劉得意哭道:“沈爹爹,饒命啊!您快讓他住手吧,要出人命了!”
沈玦臉黑了,道:“你是爺爺我是爹?”
“抱歉抱歉,搞錯了搞錯了!”夏侯瀲又揍了劉得意一拳,道,“會不會說話啊你?叫沈爺爺!”
“哎喲,兩位祖宗!小的再也不敢了,求您二位放過小的這一回吧!”劉得意有苦說不出,哭得慘絕人寰,一張豬頭臉糊滿了眼淚。
夏侯瀲從他身上站起來,撣了撣衣擺道:“行,這次就放過你,還有下次老子直接弄死你這個王八羔子。”
劉得意從地上爬起來,連爬帶滾地朝前走了幾步,確定和夏侯瀲保持了安全距離,回過頭衝夏侯瀲二人吐了一口唾沫,惡狠狠地說道:“小兔崽子,這筆賬你們給老子記著,老子一定不會讓你們有好果子吃!”說罷,捂著頭跑了。
夏侯瀲不以為然,“切”了聲:“慫貨。
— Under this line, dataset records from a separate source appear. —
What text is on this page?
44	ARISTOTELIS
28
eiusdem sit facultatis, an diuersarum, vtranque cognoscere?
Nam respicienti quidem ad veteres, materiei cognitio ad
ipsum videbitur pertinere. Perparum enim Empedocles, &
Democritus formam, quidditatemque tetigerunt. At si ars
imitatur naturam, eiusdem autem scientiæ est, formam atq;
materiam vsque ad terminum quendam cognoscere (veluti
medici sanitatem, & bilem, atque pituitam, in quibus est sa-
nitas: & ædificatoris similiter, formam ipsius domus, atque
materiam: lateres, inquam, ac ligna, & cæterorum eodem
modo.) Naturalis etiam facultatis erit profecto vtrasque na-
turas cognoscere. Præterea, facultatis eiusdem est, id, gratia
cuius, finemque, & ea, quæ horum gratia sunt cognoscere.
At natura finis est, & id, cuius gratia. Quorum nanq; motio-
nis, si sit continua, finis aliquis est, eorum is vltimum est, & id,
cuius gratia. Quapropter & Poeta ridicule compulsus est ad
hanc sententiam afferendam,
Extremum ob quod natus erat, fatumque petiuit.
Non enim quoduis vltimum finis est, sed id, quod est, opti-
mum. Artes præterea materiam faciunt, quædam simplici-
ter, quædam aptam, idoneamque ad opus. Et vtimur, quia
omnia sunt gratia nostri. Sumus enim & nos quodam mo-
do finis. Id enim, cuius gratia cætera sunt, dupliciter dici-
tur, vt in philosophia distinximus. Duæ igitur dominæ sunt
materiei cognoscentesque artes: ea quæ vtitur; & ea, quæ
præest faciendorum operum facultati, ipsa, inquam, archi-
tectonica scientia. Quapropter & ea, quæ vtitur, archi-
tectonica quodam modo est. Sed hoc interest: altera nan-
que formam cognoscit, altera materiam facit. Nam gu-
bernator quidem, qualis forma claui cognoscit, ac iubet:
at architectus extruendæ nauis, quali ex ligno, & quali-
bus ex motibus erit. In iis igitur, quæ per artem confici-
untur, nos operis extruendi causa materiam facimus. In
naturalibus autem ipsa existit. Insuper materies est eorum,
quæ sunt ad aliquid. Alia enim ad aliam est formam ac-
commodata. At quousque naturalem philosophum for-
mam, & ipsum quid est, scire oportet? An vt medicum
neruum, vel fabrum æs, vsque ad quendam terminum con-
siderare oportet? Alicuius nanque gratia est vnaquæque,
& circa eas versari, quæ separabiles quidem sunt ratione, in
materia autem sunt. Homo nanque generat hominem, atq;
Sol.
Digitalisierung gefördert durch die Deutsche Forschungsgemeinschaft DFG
”
沈玦知道接下來的日子他們沒準都要吃餿飯了,但他沒說,招呼了夏侯瀲一聲,道:“走吧,大家該餓壞了。”
夏侯瀲應了聲,跟在後麵走。沈玦悶著頭,也不知道在想些什麼,一路都沒有說話。夏侯瀲這幾日精神頭好了,本想幫沈玦分擔點庶務,今兒見沈玦老晚都沒回來,便出來尋,沒想到走了沒幾步就瞧見一個太監把沈玦抵在牆上,手上摸摸索索的,他登時火冒三丈,想也沒想一拳照著那死太監的臉糊了上去。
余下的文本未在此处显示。